The world’s oil companies are taking a hit due to the early adoption of electric modes of transportation and their increasing popularity.
A recent Bloomberg study indicates that EVs are removing around one million barrels per day of oil consumed around the world. Although this figure is only 1% of the 100 million barrels per day consumption rate from 2019, it is the beginning of an inevitable transformation to a global clean energy economy.
Interestingly, most of the impact of oil consumption is not coming from the market adoption of electric cars, but from two and three-wheeled vehicles powered by electric batteries – which all together are beginning to impact commercial oil use on a global scale.

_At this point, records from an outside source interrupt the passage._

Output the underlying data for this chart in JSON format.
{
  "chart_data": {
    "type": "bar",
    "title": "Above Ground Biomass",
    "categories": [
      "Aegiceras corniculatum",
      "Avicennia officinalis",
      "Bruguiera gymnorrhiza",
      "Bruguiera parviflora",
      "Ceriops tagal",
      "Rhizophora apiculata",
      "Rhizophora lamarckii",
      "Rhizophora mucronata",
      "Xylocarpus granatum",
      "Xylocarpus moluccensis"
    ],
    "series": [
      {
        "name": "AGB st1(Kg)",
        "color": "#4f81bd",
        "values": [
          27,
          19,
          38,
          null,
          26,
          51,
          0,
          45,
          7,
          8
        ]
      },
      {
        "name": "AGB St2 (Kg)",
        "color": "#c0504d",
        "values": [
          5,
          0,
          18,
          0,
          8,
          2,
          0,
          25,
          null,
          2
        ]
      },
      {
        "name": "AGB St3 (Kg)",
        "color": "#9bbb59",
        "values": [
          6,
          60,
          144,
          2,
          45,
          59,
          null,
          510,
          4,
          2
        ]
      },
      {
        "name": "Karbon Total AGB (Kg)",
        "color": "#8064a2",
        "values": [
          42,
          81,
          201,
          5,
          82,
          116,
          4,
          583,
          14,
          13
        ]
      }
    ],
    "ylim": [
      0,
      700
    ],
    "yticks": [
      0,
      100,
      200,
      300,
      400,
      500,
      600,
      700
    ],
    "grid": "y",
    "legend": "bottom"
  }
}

Interestingly enough, scooters and other small-scale forms of personal; electric transportation are displacing more oil and contributing to positive environmental awareness on a larger scale than luxury electric cars.
Bloomberg’s Nathaniel Bullard stated that electric bikes, trikes, and scooters are disrupting global oil consumption on a massive scale. In 2020, so far, this category of electrified transportation has accounted for around 60% of avoided oil consumption.
In a year that has been especially harsh to global automotive sales due to the COVID-19 pandemic, oil consumption is already at a low. Bloomberg’s analysts also foresee a 23% decline in the sales of internal combustion engine vehicles this year.
The two areas where the vast majority of the displacement of oil usage is concentrated is the United States and China; the two largest automotive markets in the world.
These two countries (markets) also account for a greater overall environmental and economic benefit through the widescale adoption of electric vehicles than most other parts of the world, and offer local incentives and government subsidies in most areas, one exception: Hawaii.
It is evident that the pandemic, combined with the emerging electric transportation sector is causing significant disruptions in Big Oil plans.